Una vez dispuesto tutelarmente, se realizaron diferentes medidas tendientes a la inserción social del joven, constatándose en el accionar de éste “la voluntad de revertir su situación y asumir en la sociedad una función constructiva, positiva y respetuosa de los derechos de terceros”.

En tal sentido, el fallo destaca que los profesionales del Centro Socioeducativo “San Martín” en el marco del abordaje trabado respecto del acusado, sugirieron en varias oportunidades la derivación de A. al Programa de Residencias Socioeducativas.

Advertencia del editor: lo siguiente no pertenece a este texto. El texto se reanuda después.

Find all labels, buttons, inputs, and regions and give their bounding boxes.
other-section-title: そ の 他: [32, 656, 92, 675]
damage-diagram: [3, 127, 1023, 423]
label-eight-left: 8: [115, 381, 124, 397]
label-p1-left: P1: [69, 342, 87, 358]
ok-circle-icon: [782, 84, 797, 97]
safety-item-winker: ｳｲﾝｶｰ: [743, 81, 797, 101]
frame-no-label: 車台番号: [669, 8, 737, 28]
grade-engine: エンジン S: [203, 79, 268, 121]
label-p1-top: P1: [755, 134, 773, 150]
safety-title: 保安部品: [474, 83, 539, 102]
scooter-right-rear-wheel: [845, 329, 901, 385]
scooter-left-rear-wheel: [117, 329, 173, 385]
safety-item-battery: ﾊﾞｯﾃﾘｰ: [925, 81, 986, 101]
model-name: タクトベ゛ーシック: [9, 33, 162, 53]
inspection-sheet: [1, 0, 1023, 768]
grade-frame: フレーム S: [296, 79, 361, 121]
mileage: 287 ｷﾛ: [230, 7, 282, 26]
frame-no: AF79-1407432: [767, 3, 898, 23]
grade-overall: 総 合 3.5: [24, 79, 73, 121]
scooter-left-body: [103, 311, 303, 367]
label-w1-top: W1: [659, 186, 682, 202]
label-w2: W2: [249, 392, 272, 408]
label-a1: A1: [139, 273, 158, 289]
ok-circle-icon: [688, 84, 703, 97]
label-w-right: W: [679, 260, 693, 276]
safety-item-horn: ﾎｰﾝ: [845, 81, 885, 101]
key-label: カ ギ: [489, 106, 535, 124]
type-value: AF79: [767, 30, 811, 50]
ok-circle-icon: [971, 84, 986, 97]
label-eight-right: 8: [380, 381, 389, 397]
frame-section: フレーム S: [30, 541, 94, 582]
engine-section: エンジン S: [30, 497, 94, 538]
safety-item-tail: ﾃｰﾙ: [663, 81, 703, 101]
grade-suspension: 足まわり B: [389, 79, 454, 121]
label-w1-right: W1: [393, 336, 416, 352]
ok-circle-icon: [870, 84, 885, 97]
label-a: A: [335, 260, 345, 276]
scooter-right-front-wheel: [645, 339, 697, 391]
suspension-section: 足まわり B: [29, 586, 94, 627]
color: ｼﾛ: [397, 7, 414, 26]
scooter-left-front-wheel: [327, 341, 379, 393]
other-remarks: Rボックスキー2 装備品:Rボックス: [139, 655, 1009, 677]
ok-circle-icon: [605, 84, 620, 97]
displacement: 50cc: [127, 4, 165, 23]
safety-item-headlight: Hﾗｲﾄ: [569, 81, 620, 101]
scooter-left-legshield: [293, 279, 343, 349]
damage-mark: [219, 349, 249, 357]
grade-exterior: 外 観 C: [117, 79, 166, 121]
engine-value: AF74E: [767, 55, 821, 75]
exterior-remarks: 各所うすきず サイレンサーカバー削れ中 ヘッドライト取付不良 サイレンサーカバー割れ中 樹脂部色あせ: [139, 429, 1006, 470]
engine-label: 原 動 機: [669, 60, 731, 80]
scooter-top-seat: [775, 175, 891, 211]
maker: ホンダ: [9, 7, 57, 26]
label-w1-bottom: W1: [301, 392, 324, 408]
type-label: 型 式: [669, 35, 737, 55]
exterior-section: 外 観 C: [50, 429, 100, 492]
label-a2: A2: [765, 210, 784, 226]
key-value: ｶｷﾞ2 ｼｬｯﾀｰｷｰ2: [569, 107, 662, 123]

Se basaron en la favorable evolución del menor  en cuanto a “lo convivencial (no presentó dificultades en las dinámicas grupales, participando de ellas con buena predisposición, no se vió involucrado en ninguna situación de conflicto o confrontación con sus pares), educativo (asistió en forma regular a clases y cursó el primer año del ciclo secundario a través del Programa de Educación en Contextos de Encierro) y formativo (se destacó en su desempeño en el taller de actividades prácticas y en los cursos de formación profesional), sino también en el compromiso por aquél demostrado frente al proceso tutelar y en la sólida estructura familiar que lo rodea”.

Luego, con informes favorables, se arbitró la inclusión de AS en la Residencia Socioeducativa de Libertad Restringida “Almafuerte” a fin de profundizar y consolidar los objetivos trazados en su proceso intramuros.

En dicha institución, fue derivado a la Residencia Socioeducativa de Libertad Restringida “Simón Rodríguez” . En este lapso, “mantuvo un comportamiento ajustado, participando activamente de los espacios ofertados”.

El informe integral elaborado por los profesionales de dicho dispositivo da cuenta que el joven ha obtenido logros positivos durante el proceso de intervención sociojurídica, así concluyó que: “ Teniendo en cuenta el proceso que viene sosteniendo A. y el acompañamiento de sus familiares en este trayecto , este Equipo Técnico considera que el joven se encuentra en un momento propicio para el egreso de este dispositivo, dado el grado de compromiso anudado a su proyecto de vida futuro, favoreciendo su inserción en el ámbito familiar y sociocomunitario, educativo y laboral.”.

En base a ello, la jueza consideró que  “se trata de un joven que cuenta con muy buenos recursos internos e intelectuales”…, que puede esbozar un proyecto de vida futuro que contempla las posibilidades reales de concreción, atento a sus potencialidades y proyectos a futuro –continuidad escolar y un emprendimiento familiar en el rubro de peluquería lo que cabe añadir que carece de condenas y cuenta con un grupo familiar, los cuales son vivenciados como continentes y afectivos, características que le posibilitan sentirse apoyado y acompañado en sus proyectos”.

En agosto de este año, el acusado ha alcanzado su mayoría legal de edad, por lo que la jueza dispuso el cese de la disposición tutelar que el Tribunal venía ejerciendo a su respecto, y ordenó la inmediata libertad y absolución.